2.3 Rolling Over Tracking

  • Training:
bash run_track.sh g1waistroll [your_exp_desc] [device] [traj_name]
# bash run_track.sh g1waistroll stage2_roll_over cuda:0 rollover_traj
  • Evaluation:
bash eval_track.sh g1waistroll [your_exp_desc] [checkpoint] [traj_name]
# e.g. bash eval_track.sh g1waist stage2_roll_over -1 rollover_traj

3. Save jit model

# bash to_jit.sh g1waist [your_exp_desc] # e.g. bash to_jit.sh g1waist pretrained_exp
python save_jit.py --proj_name g1waist_track --exptid [your_exp_desc] --checkpoint [checkpoint] --robot g1
# e.g. python save_jit.py --proj_name g1waist_track --exptid stage2_get_up --checkpoint -1 --robot g1

You can specify which checkpoint exactly to save by adding --checkpoint [int] to the command, this is default set as -1, which is the latest one.

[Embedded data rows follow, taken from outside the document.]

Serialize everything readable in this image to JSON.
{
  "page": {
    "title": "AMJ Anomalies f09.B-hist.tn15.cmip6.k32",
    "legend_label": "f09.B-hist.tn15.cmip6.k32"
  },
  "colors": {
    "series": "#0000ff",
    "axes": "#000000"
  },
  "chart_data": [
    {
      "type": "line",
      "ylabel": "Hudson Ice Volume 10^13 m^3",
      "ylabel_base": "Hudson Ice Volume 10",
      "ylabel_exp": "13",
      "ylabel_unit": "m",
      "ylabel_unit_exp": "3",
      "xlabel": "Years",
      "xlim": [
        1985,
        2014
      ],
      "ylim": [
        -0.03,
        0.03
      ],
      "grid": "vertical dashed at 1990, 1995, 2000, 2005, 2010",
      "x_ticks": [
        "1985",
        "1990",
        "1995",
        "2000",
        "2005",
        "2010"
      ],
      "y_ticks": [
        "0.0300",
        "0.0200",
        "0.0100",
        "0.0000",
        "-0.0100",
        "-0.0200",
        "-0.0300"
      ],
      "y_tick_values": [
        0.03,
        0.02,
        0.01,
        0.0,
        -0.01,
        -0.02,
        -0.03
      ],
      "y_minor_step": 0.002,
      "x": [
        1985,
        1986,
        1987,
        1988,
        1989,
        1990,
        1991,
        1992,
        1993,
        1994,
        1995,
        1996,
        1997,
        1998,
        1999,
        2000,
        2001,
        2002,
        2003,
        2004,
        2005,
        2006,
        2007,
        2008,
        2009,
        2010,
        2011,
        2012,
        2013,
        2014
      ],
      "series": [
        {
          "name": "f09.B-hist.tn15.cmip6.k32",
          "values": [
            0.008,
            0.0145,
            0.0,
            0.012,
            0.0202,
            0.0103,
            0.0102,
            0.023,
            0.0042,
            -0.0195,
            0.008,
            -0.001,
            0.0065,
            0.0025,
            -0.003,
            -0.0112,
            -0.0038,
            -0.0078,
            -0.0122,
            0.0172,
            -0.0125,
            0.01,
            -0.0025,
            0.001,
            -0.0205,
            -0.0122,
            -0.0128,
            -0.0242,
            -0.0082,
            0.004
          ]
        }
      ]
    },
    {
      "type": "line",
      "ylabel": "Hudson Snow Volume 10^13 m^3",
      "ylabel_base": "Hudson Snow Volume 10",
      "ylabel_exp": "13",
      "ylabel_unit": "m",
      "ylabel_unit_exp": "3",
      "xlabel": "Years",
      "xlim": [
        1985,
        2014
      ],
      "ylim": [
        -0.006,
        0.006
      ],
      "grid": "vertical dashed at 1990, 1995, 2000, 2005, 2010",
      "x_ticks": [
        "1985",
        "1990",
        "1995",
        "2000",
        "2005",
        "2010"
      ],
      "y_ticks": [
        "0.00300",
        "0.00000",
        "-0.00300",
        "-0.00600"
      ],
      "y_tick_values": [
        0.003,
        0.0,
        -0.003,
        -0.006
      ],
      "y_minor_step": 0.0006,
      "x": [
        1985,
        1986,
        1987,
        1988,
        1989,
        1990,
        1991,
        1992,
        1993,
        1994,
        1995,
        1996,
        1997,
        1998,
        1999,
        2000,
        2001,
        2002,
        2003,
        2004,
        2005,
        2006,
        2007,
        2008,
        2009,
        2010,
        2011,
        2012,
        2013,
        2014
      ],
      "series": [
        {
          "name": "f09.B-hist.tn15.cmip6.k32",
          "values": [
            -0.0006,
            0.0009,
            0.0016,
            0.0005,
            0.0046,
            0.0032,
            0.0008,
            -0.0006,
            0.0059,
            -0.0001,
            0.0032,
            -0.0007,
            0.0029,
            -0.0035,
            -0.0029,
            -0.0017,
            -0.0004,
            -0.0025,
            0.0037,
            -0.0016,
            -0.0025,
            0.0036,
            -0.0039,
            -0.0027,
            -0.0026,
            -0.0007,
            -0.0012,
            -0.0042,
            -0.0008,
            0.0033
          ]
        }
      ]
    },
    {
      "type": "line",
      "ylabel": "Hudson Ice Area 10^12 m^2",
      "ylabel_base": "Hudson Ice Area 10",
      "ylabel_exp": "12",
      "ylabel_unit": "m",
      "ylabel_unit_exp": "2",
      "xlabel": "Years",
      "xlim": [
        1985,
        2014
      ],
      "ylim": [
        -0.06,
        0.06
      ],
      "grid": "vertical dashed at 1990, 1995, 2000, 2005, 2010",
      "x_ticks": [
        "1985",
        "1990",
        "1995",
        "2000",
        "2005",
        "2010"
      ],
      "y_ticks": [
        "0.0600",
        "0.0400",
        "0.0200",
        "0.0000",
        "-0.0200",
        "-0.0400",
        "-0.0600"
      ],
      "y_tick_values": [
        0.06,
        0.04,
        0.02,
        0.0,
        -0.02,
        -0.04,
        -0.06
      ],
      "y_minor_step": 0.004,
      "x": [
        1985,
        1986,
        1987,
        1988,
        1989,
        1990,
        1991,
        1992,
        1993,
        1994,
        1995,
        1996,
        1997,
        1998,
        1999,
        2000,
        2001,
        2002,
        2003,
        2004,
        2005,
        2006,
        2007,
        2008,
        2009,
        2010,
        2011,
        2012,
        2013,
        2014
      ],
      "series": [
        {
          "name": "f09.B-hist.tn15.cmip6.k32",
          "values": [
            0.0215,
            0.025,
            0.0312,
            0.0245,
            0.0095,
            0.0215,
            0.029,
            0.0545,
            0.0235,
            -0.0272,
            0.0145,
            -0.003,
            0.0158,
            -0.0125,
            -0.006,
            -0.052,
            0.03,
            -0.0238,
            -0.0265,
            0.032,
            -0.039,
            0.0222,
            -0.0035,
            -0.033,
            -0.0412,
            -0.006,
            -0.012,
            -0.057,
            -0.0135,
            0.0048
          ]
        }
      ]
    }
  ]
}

You can display the jit policy by adding --use_jit in the eval script.

Notes

There are some useful notes:

Simulation Frequency

The simulation frequency has a huge impact on the performance of the policy. Most existing codebases for humanoid robots or quadruped robots use a sim frequency of 200Hz. This is enough for locomotion tasks like walking. For the getting up policy learning, we use a higher frequency of 1k Hz (dt=0.001). Although you can train a reasonable policy in simulation under 200Hz, but it will not work in the real world.

Collision Mesh

For the G1 humanoid robots, we have customized the original G1's collision mesh to simplified and modified collision mesh so that we can accelerate training and improve Sim2Real performance.